Farro is not one of those ingredients that most people have laying around in their kitchens. That’s a pity. It has become a staple in my house due to its versitility, texture, flavor and health benefits. I know, I know. People are going to say, I don’t know what farro is. I can’t pronounce it, I can’t cook it, and I sure as heck can’t find it in the grocery store. Ha! Only three out of those four points is true. Unfortunately it is the latter point that will more than likely provide you with the most difficulty. But I will take each point one by one.
I don’t know what farro is. Easy! Farro is an ancient grain that originates in the Mediterranean and the Near East. Some claim that farro is the original grain from which all other grains were derived. These days farro is most commonly produced in Italy. While some may try to tell you that farro and spelt are the same thing, don’t believe them. It simply isn’t true. If you are looking for a farro substitute, you can try barley, but you’ll be disappointed.
I don’t know how to pronounce farro. Mystery solved. It is pronounced FAHR-roe.
I can’t cook farro. Yes, you can. You just need time to cook farro. First, you need to soak farro for about 4 hours in cold water to soften it. Then you need to cook it for about 30 minutes in liquid. The ratio of farro to liquid is 1:2. In other words, you need one part farro to every 2 parts liquid. Cooking time can range from between 20 - 30 minutes, depending on how “toothsome” you prefer your whole grains.

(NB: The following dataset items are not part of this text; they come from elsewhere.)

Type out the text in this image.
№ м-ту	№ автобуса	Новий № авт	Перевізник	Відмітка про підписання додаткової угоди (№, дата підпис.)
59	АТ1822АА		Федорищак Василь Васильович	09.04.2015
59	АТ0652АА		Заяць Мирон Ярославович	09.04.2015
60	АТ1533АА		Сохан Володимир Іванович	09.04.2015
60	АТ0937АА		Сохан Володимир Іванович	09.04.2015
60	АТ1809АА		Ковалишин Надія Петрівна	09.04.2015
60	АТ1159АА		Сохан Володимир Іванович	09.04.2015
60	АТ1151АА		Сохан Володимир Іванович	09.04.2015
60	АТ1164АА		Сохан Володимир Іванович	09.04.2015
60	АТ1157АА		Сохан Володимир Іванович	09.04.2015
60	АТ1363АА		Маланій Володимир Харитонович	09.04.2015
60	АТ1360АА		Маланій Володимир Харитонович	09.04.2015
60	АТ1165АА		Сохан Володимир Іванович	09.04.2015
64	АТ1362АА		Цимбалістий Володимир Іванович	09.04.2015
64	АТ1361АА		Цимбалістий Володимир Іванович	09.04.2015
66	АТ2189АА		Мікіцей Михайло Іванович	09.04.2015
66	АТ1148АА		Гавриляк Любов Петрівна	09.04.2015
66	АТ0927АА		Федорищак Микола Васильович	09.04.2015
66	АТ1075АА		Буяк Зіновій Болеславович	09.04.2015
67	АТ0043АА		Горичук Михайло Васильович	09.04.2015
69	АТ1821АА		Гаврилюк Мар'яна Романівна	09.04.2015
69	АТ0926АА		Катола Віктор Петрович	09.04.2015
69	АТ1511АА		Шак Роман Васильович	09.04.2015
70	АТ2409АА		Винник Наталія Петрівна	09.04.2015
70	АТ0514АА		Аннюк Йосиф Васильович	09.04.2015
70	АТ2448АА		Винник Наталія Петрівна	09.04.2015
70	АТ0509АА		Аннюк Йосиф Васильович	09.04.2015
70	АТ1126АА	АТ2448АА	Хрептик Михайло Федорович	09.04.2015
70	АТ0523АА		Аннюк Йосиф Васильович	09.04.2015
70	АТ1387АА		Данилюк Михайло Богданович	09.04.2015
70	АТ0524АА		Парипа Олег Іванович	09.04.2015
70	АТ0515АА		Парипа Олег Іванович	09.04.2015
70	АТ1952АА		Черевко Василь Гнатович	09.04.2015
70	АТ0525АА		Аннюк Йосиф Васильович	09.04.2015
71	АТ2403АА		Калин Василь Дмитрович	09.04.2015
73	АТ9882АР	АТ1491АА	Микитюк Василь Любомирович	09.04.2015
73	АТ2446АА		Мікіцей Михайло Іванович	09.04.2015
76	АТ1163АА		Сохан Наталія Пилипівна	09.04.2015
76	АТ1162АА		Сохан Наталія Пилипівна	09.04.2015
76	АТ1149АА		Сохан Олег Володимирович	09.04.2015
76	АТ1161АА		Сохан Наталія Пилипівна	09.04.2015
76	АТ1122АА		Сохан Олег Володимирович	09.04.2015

I sure as heck can’t find farro in my grocery store. I have to admit, I don’t have much to combat that point. I mean, I can’t find farro in my grocery store(s). I went to the health food sections, the grains sections, the bulk sections and everywhere else I could think of to find farro in my neighborhood stores. Ok, to be honest, I didn’t really expect to find it there. So I drove across town to find it in a more upscale grocery store. To my chagrin, no farro. Finally, I broke down and went to Whole Foods. They didn’t have it in the bulk section, but they did have it pre-packaged by the barley and the rye on the shelves. And they had only three packages. But, if you don’t have a Whole Foods near you, or if the one near you is as awful as the one near me, you can find it on Amazon.comof all places.
But on to the recipe. Or the non-recipe, which is most often the case for me. My Farro and Arugula Salad was served with sliced, grilled flank steak atop. The farro was soaked for around four hours in cold water, then drained. Then the farro was cooked, 1 part farro to 2.5 parts chicken stock. First it was brought to a boil, then gently simmered for about 30 minutes.
The farro was cooled down to room temperature and then tossed with some of the fresh, “salady” produce that I had gotten in my produce box for the week. As it was early spring, that meant arugula, radishes, ramps, scallions. I also added hot house tomatoes and hot house cucumbers from the farmers market. Before adding the produce, I tossed the farro with some olive oil and red wine vinegar. Then, after combining the produce, I again tossed with olive oil, red wine vinegar, and salt and pepper to taste.
When you make farro, I recommend that you make enough to be used throughout the week. Farro makes a great grainy side dish, and it is so versatile that you won’t get bored with it.